The “discrimination, unequal treatment and harassment” had caused some to lose their faith, Tveit recognized. A church service at the cathedral in Oslo was scheduled to follow his apology.
The apology occurred at the London Pub, one of two bars targeted in the 2022 violent incident that took two lives and injured nine people severely at Oslo's Pride event. An individual of Iranian descent living in Norway, who expressed support for ISIS, received a sentence to at least 30 years in prison for the murders.
In common with various worldwide religions, the Norwegian Lutheran Church – a Protestant Lutheran denomination that is the most extensive faith community in the country – had long marginalised LGBTQ+ individuals, denying them the opportunity to become pastors or to have church weddings. Back in the 1950s, church leaders referred to homosexual individuals as “a worldwide social threat”.
However, as Norway's society grew more liberal, emerging as the world's second to permit registered partnerships for same-sex couples during 1993 and in 2009 the initial Nordic nation to legalize same-sex marriage, the religious institution eventually adapted.
During 2007, the Church of Norway began ordaining homosexual ministers, and same-sex couples could get married in religious ceremonies starting in 2017. Last year, Tveit joined in Oslo’s Pride parade in what was called a first for the church.

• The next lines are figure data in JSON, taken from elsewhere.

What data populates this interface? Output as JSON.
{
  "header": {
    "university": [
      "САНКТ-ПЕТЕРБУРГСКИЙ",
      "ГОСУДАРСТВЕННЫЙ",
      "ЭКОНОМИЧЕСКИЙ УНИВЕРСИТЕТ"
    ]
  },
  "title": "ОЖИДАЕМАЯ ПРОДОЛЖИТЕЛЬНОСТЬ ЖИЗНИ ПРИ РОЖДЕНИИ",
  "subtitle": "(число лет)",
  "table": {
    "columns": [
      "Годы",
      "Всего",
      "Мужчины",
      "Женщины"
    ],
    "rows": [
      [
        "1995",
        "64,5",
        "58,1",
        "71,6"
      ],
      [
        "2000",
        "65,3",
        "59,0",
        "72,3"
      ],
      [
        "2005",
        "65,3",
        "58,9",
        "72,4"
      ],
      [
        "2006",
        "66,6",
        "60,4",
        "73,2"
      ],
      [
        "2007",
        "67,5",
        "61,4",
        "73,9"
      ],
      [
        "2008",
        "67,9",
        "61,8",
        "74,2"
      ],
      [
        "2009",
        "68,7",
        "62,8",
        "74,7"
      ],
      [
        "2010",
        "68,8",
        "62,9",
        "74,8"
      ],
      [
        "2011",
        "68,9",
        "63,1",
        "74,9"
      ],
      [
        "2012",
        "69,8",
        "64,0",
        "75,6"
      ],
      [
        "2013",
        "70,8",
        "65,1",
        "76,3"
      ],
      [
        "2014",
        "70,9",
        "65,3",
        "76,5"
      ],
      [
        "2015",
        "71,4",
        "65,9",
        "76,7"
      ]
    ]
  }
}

The Thursday statement of regret received varied responses. The leader of an organization representing Norwegian Christian lesbians, Hanne Marie, herself a gay pastor, called it “an important reparation” and a point in time that “signaled the conclusion of a difficult period within the church's past”.
As stated by Stephen Adom, the leader of the Norwegian Association for Gender and Sexual Diversity, the statement was “powerful and significant” but had come “too late for those among us who died of Aids … with hearts filled with anguish since the church viewed the crisis as punishment from God”.

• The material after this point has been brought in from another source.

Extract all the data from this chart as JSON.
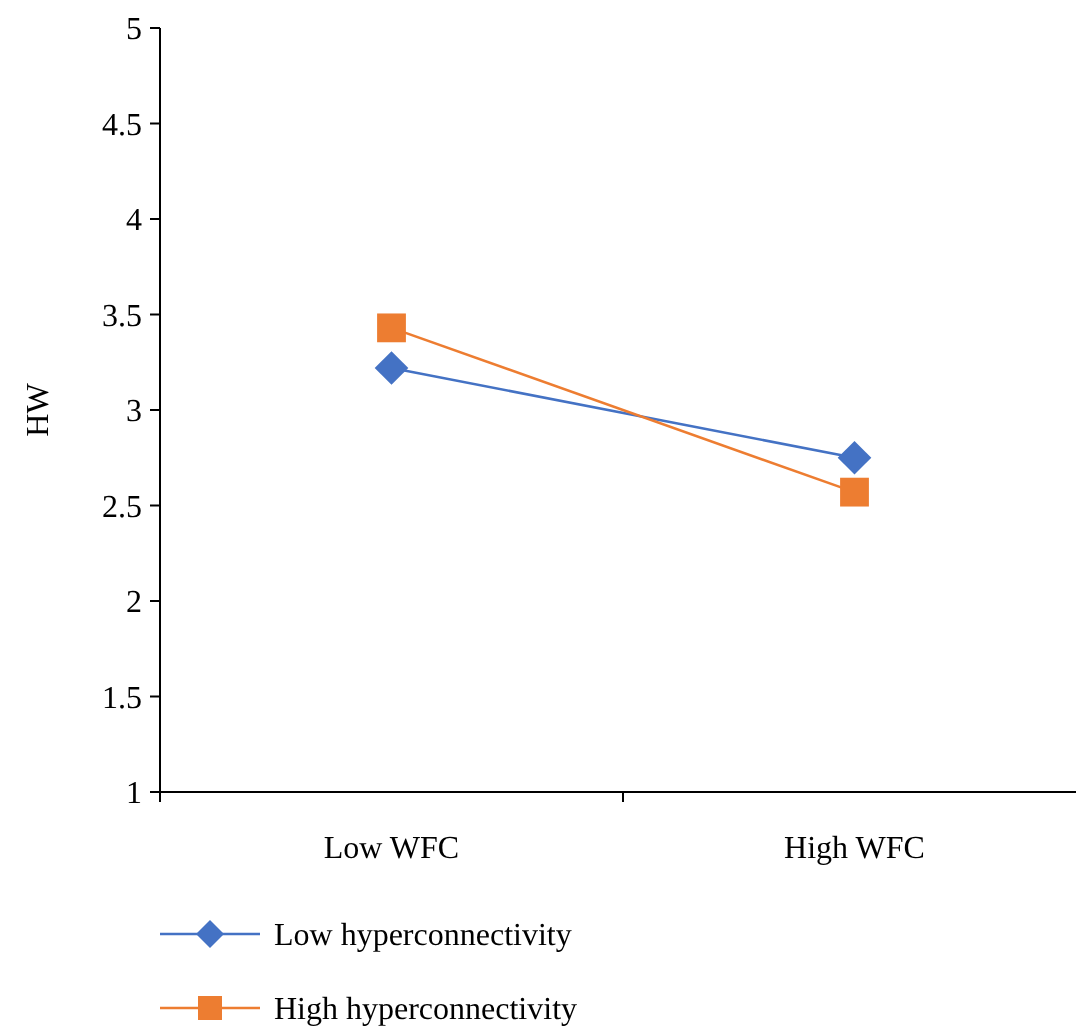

Worldwide, a handful of religious institutions have tried to offer apologies for their past behavior concerning the LGBTQ+ community. Last year, England's church said sorry for what it described as “disgraceful” conduct, although it still declines to allow same-sex marriages within the church.

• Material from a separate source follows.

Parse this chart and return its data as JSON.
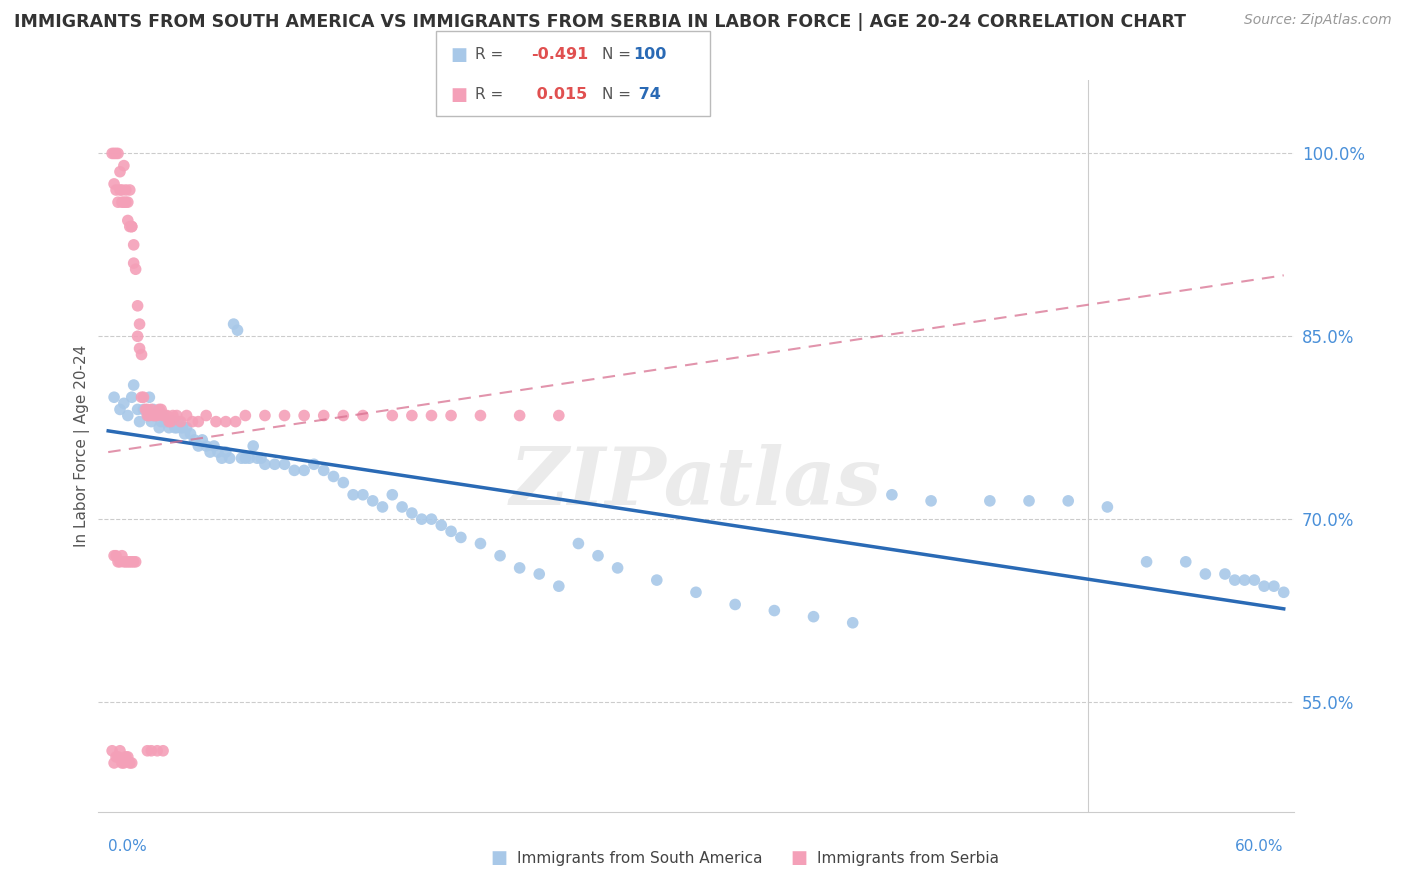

Likewise, the Methodist Church located in Ireland last year issued an apology for “inadequate pastoral assistance and care” regarding the LGBTQ+ community and their relatives, but held fast in the view that matrimony must only constitute a partnership of one man and one woman.
Several months ago, Canada's United Church delivered a statement of regret toward Two-Spirit and LGBTQIA+ individuals, describing it as a confirmation of its “pledge to complete acceptance and open hospitality” throughout every area of church life.
“We have not succeeded to celebrate and delight in the wonderful diversity of creation,” Reverend Blair, the general secretary of the church, stated. “We caused pain to people instead of seeking wholeness. We apologize.”